Page MenuHomePhabricator

Evaluate virtualizing Git refs by proxying the protocol
Open, NormalPublic

Description

We may be able to implement T8092 by proxying the protocol, without needing to embed an implementation of Git. We do this to some degree in Mercurial and SVN already, with success. Although this is complex, it's potentially much less complex than embedding a Git implementation.

Event Timeline

epriestley raised the priority of this task from to Normal.
epriestley updated the task description. (Show Details)
epriestley added a project: Harbormaster.
epriestley added a subscriber: epriestley.

After tinkering a bit, I think this is viable. The Git wire protocol is relatively straightforward to proxy and rewrite at the ref level. However, we'll need to proxy both SSH and HTTP traffic, so we need to fix T4369 at a minimum before we can pursue this.

eadler added a project: Restricted Project.Aug 5 2016, 4:44 PM

Very soon now, git is getting an exciting new wire protocol. Highlights are improving performance on repos with unholy amount of refs, and being "easier to expand".

exciting new wire protocol

My plan for now is to do v1 support only, since: (a) we'll need v1 for 15 years anyway for everyone running Ubuntu 3 on original Xbox hardware in their corporate enterprise cluster; and (b) I can't immediately tricky my git into v2 anyway; and (c) it looks easier.

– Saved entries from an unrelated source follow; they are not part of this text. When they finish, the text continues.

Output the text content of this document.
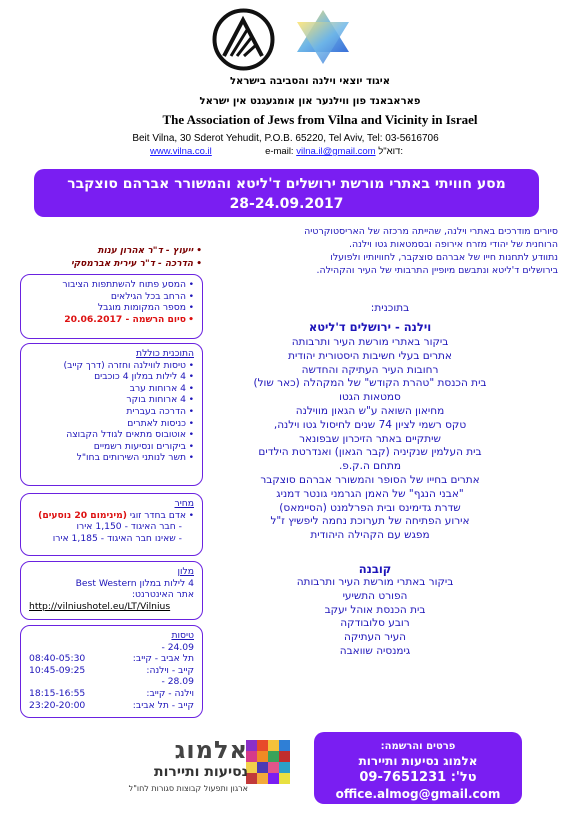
איגוד יוצאי וילנה והסביבה בישראל
פאראבאנד פון ווילנער און אומגעגנט אין ישראל
The Association of Jews from Vilna and Vicinity in Israel
Beit Vilna, 30 Sderot Yehudit, P.O.B. 65220, Tel Aviv, Tel: 03-5616706
www.vilna.co.il	e-mail: vilna.il@gmail.com דוא"ל:
מסע חוויתי באתרי מורשת ירושלים ד'ליטא והמשורר אברהם סוצקבר
28-24.09.2017
סיורים מודרכים באתרי וילנה, שהייתה מרכזה של האריסטוקרטיה
הרוחנית של יהודי מזרח אירופה ובסמטאות גטו וילנה.
נתוודע לתחנות חייו של אברהם סוצקבר, לחוויותיו ולפועלו
בירושלים ד'ליטא ונתבשם מיופיין התרבותי של העיר והקהילה.
בתוכנית:
וילנה - ירושלים ד'ליטא
ביקור באתרי מורשת העיר ותרבותה
אתרים בעלי חשיבות היסטורית יהודית
רחובות העיר העתיקה והחדשה
בית הכנסת "טהרת הקודש" של המקהלה (כאר שול)
סמטאות הגטו
מחיאון השואה ע"ש הגאון מווילנה
טקס רשמי לציון 74 שנים לחיסול גטו וילנה,
שיתקיים באתר הזיכרון שבפונאר
בית העלמין שנקיניה (קבר הגאון) ואנדרטת הילדים
מתחם ה.ק.פ.
אתרים בחייו של הסופר והמשורר אברהם סוצקבר
"אבני הנגף" של האמן הגרמני גונטר דמניג
שדרת גדימינס ובית הפרלמנט (הסיימאס)
אירוע הפתיחה של תערוכת נחמה ליפשיץ ז"ל
מפגש עם הקהילה היהודית
קובנה
ביקור באתרי מורשת העיר ותרבותה
הפורט התשיעי
בית הכנסת אוהל יעקב
רובע סלובודקה
העיר העתיקה
גימנסיה שוואבה
• ייעוץ - ד"ר אהרון ענות
• הדרכה - ד"ר עירית אברמסקי
• המסע פתוח להשתתפות הציבור
• הרחב בכל הגילאים
• מספר המקומות מוגבל
• סיום הרשמה - 20.06.2017
התוכנית כוללת
• טיסות לווילנה וחזרה (דרך קייב)
• 4 לילות במלון 4 כוכבים
• 4 ארוחות ערב
• 4 ארוחות בוקר
• הדרכה בעברית
• כניסות לאתרים
• אוטובוס מתאים לגודל הקבוצה
• ביקורים ונסיעות רשמיים
• תשר לנותני השירותים בחו"ל
מחיר
• אדם בחדר זוגי (מינימום 20 נוסעים)
- חבר האיגוד - 1,150 אירו
- שאינו חבר האיגוד - 1,185 אירו
מלון
4 לילות במלון Best Western
אתר האינטרנט:
http://vilniushotel.eu/LT/Vilnius
טיסות
24.09 -
תל אביב - קייב:
08:40-05:30
קייב - וילנה:
10:45-09:25
28.09 -
וילנה - קייב:
18:15-16:55
קייב - תל אביב:
23:20-20:00
אלמוג
נסיעות ותיירות
ארגון ותפעול קבוצות סגורות לחו"ל
פרטים והרשמה:
אלמוג נסיעות ותיירות
טל': 09-7651231
office.almog@gmail.com
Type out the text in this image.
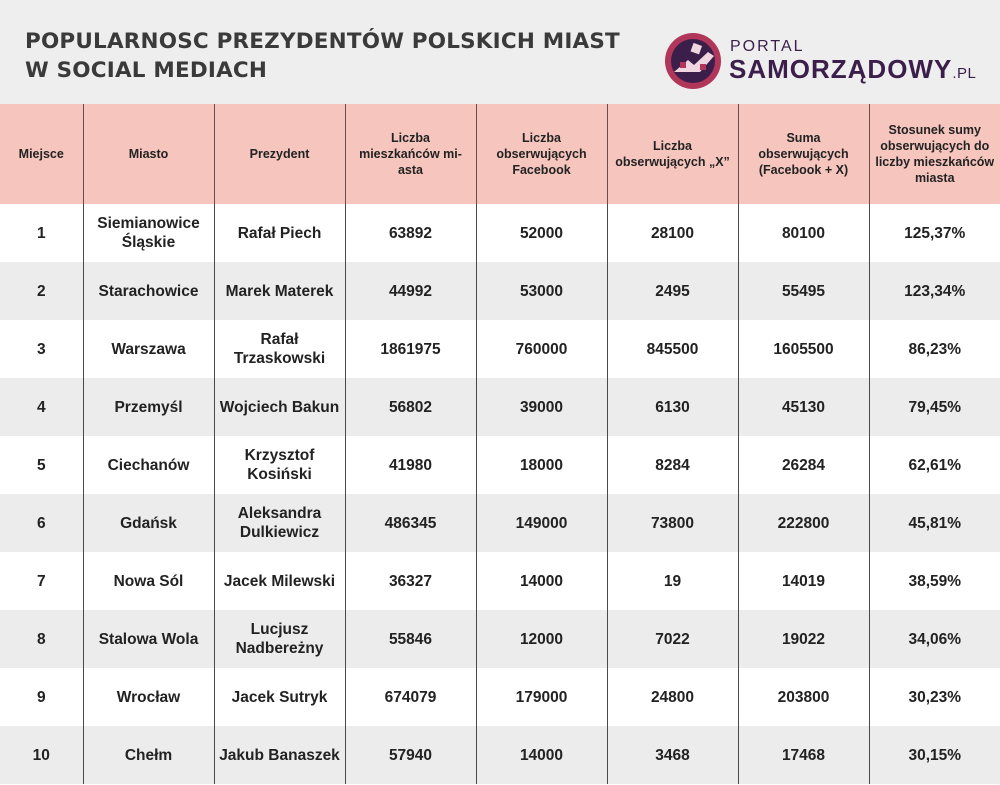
POPULARNOSC PREZYDENTÓW POLSKICH MIAST
W SOCIAL MEDIACH
PORTAL
SAMORZĄDOWY.PL
Miejsce	Miasto	Prezydent	Liczba mieszkańców mi-asta	Liczba obserwujących Facebook	Liczba obserwujących „X”	Suma obserwujących (Facebook + X)	Stosunek sumy obserwujących do liczby mieszkańców miasta
1	Siemianowice Śląskie	Rafał Piech	63892	52000	28100	80100	125,37%
2	Starachowice	Marek Materek	44992	53000	2495	55495	123,34%
3	Warszawa	Rafał Trzaskowski	1861975	760000	845500	1605500	86,23%
4	Przemyśl	Wojciech Bakun	56802	39000	6130	45130	79,45%
5	Ciechanów	Krzysztof Kosiński	41980	18000	8284	26284	62,61%
6	Gdańsk	Aleksandra Dulkiewicz	486345	149000	73800	222800	45,81%
7	Nowa Sól	Jacek Milewski	36327	14000	19	14019	38,59%
8	Stalowa Wola	Lucjusz Nadbereżny	55846	12000	7022	19022	34,06%
9	Wrocław	Jacek Sutryk	674079	179000	24800	203800	30,23%
10	Chełm	Jakub Banaszek	57940	14000	3468	17468	30,15%
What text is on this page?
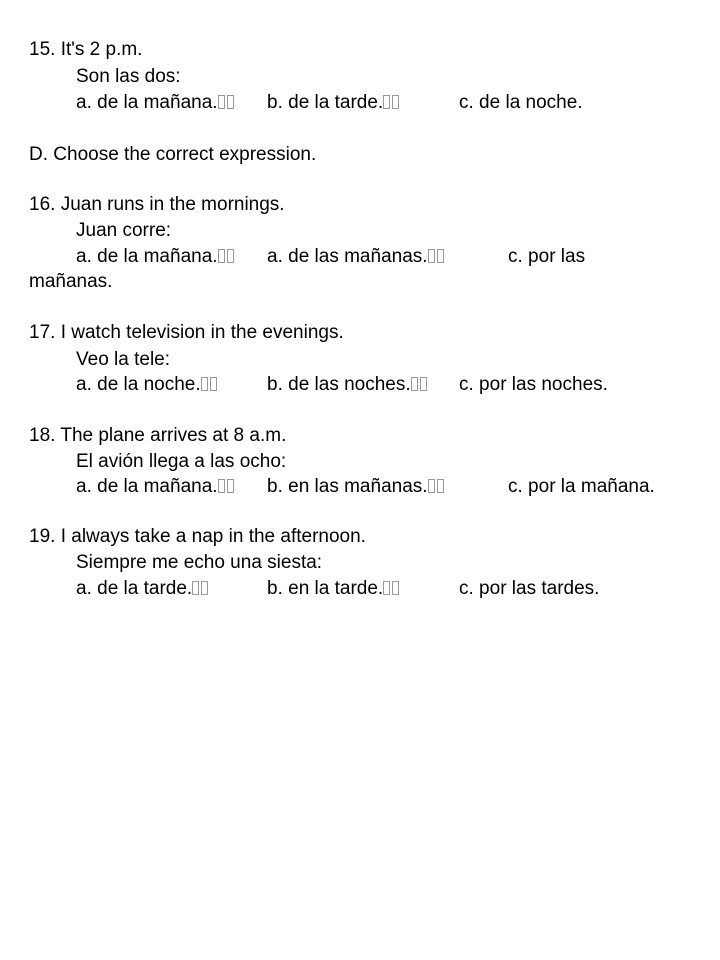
15. It's 2 p.m.
Son las dos:
a. de la mañana.	b. de la tarde.	c. de la noche.
D. Choose the correct expression.
16. Juan runs in the mornings.
Juan corre:
a. de la mañana.	a. de las mañanas.	c. por las
mañanas.
17. I watch television in the evenings.
Veo la tele:
a. de la noche.	b. de las noches.	c. por las noches.
18. The plane arrives at 8 a.m.
El avión llega a las ocho:
a. de la mañana.	b. en las mañanas.	c. por la mañana.
19. I always take a nap in the afternoon.
Siempre me echo una siesta:
a. de la tarde.	b. en la tarde.	c. por las tardes.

The v1 protocol looks like it's pretty one-shot and straightforward: whether we're running upload-pack or receive-pack, the server immediately sends a complete list of refs to the client when the client connects. This is sort of a weird way for the protocol to work for 10+ years (?), also considering that this is the "smart" protocol, but it makes our job easier, since it looks like we can (as a starting point, at least) just parse the first few frames of the protocol, delete/rewrite some refs, and then drop into passthru mode.

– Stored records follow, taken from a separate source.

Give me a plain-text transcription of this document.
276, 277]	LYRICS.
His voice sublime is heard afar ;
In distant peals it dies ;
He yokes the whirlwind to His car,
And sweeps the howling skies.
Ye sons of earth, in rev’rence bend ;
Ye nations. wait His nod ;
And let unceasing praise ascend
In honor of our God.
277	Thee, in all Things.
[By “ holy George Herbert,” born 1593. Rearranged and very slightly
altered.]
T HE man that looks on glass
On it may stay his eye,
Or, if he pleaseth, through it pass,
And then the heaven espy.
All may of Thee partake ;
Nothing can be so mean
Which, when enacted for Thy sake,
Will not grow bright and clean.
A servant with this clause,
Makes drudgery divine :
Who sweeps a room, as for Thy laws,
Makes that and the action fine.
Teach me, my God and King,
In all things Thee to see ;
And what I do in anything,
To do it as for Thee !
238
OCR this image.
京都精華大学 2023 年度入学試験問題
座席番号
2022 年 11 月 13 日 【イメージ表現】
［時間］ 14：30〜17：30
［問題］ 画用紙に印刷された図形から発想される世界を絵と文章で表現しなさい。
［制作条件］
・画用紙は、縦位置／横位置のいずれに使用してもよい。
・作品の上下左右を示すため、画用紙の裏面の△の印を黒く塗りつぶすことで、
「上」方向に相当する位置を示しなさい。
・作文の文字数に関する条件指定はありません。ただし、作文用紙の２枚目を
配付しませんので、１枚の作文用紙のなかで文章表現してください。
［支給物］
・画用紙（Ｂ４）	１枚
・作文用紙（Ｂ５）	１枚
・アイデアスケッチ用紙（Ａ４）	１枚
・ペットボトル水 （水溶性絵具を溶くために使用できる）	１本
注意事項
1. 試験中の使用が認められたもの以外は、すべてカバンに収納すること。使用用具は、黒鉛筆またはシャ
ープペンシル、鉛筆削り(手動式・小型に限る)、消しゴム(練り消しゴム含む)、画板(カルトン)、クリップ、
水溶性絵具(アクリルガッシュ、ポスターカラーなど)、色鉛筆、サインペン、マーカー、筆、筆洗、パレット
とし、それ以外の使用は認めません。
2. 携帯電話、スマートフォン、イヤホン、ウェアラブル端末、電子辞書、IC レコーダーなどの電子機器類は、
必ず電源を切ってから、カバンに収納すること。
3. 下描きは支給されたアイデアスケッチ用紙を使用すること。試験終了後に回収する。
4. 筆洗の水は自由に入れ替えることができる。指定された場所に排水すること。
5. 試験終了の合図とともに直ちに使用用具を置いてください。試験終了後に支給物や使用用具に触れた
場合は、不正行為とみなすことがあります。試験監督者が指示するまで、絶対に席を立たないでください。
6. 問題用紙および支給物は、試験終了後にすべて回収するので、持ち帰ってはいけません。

This will just hide the refs from the client. A "malicious" client could still use want commands to fetch the underlying commits. However, this is fine: we aren't planning to treat different views of the same repository as having different permissions.

The want/need stuff seems ref-independent, so editing the initial list of refs looks like it fixes the whole read pathway with no other changes.

The "push" part is a little messier since the client sends what it's pushing, then sends PACK data, then the server acknowledges what was written. We need to parse all of that so we can rewrite refs in the first part (client thinks it's pushing A, tell the server it's pushing secret/A) and the last part (server acknowledges a write to secret/A, we tell the client the server acknowledge a write to A).

When there are no refs in a repository, the server does not appear to send a capabilities frame:

! git-upload-pack -- '/Users/epriestley/dev/core/repo/local/12/'

< Write [4 bytes]
<  30303030                                                                                                     0000

> Read [4 bytes]
>  30303030                                                                                                     0000

_ <End of Session>

This makes our job a lot easier but also is absolutely bananas?